Via também os macacos, dos pequenos micos, espertos e brincalhões,
aos imensos gorilas, orangotangos e chimpanzés, inteligentes e
respeitosos de suas hierarquias grupais.
Desta vez,
Sílvio era um astronauta, e partia em uma viagem espacial. E, ali,
de dentro do seu claustro tecnológico, observava a Terra, distante e
azul, boiando no espaço. Era uma experiência que o marcaria para
sempre, de que nunca se esqueceria. Apesar de toda a segurança e
planejamento da missão em seus mínimos detalhes, sabia que estava
correndo risco. Algo poderia não dar certo, uma falha nos
instrumentos, uma colisão com um meteorito que poderia danificar a
nave, e aí... impossível de se prever. E, àquela imensa distância da
Terra, repensava tudo sob uma nova perspectiva. Bilhões de seres
humanos, animais, vegetais, minerais, viviam naquele globo azul;
neste mesmo instante, algumas guerras e conflitos de diversas
origens dizimavam milhares de pessoas; muitos animais e aves eram
caçados, mortos ou aprisionados; milhares de árvores estavam sendo
cortadas. Mas, sentia, de uma forma difícil de explicar, que a Terra
era parte integrante do universo infinito. E que esse infinito
estava nele também, Sílvio, e, em alguns momentos, lhe era
acessível, em uma paz que transcendia todos os conflitos e
tragédias.
E, agora, Sílvio
estava solto no espaço, dentro do seu traje espacial que lhe
permitia respirar naturalmente. Sentia uma incrível sensação de
liberdade.

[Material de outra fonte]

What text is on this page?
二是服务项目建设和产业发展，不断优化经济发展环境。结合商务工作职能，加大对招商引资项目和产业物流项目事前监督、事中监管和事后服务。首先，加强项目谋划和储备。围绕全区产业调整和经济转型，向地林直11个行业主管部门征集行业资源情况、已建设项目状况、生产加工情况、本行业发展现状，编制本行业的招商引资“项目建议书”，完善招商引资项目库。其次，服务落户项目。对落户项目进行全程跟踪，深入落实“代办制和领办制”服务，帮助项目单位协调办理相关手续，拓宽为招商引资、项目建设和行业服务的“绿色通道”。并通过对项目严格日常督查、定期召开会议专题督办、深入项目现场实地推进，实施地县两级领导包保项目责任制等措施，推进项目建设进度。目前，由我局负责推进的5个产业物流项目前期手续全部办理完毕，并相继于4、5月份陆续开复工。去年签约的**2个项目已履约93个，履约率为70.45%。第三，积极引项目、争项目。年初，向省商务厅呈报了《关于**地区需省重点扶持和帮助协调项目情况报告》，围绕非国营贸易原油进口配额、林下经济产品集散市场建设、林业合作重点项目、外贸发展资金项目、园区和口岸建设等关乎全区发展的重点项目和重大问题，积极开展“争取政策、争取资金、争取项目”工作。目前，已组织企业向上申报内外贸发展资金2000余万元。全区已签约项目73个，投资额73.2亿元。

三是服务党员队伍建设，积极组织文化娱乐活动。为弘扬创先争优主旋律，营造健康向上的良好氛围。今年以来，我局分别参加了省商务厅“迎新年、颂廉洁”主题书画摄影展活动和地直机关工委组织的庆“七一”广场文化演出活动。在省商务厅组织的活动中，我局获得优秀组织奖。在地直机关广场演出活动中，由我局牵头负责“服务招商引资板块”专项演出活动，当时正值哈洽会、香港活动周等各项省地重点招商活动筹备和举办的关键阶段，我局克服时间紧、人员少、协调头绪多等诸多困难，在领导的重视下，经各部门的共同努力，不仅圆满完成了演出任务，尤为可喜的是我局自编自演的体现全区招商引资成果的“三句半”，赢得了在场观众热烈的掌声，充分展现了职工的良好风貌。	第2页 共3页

Aproximava-se, lentamente, do Monólito Negro, que saíra,
sem pedir licença, do filme "2001 - Uma Odisséia no Espaço", do
saudoso Stanley Kubrick, e, ali estava, agora, diante dele.

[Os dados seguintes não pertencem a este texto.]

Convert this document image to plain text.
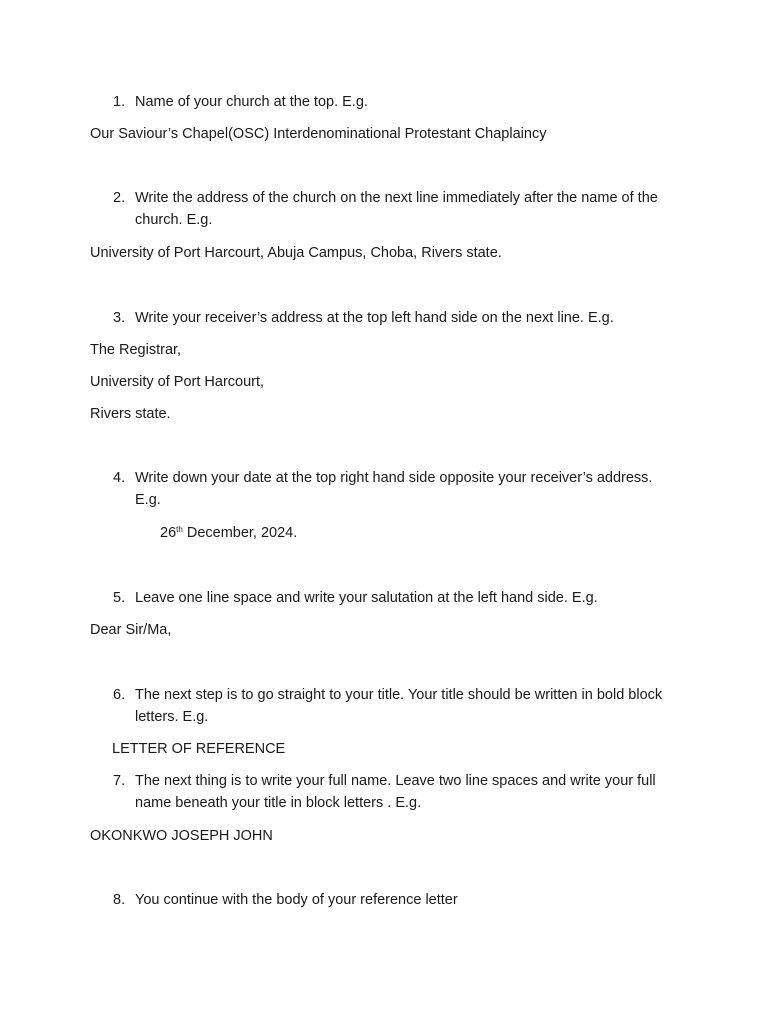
1. Name of your church at the top. E.g.
Our Saviour’s Chapel(OSC) Interdenominational Protestant Chaplaincy
2. Write the address of the church on the next line immediately after the name of the church. E.g.
University of Port Harcourt, Abuja Campus, Choba, Rivers state.
3. Write your receiver’s address at the top left hand side on the next line. E.g.
The Registrar,
University of Port Harcourt,
Rivers state.
4. Write down your date at the top right hand side opposite your receiver’s address. E.g.
26th December, 2024.
5. Leave one line space and write your salutation at the left hand side. E.g.
Dear Sir/Ma,
6. The next step is to go straight to your title. Your title should be written in bold block letters. E.g.
LETTER OF REFERENCE
7. The next thing is to write your full name. Leave two line spaces and write your full name beneath your title in block letters . E.g.
OKONKWO JOSEPH JOHN
8. You continue with the body of your reference letter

Sentiu-se atraído por uma inexorável força magnética e penetrou em
seu interior imenso e escuro. À medida que penetrava, sentia-se
envolvido em um movimento espiralado vertiginoso, no qual,
percebia-se percorrendo o espectro de todas as cores imagináveis ou
não. Perdeu a consciência, e quando a recobrou, percebeu que perdera
a noção de tempo e de espaço. Estava em um e em diversos locais;
encontrava-se em um grupo de pessoas que conversavam e riam
alegremente e sozinho em seu quarto, meditando; era claro e louro, e
moreno com cabelo escuro e crespo; encontrava-se em um campo
florido, com um horizonte luminoso, e entre muitas pessoas, em uma
estrada larga e contínua. Sua consciência era individual e coletiva,
ou, seria melhor dizer, cósmica, pois percebia e assimilava em si
todos os conflitos, internos ou externos a si mesmo, e alcançara um
estado pacífico, em que compreendia o porquê e o como de todos eles,
que não mais o atormentavam. Sabia que esta fora a sua culminante
viagem e o seu culminante estado de ser.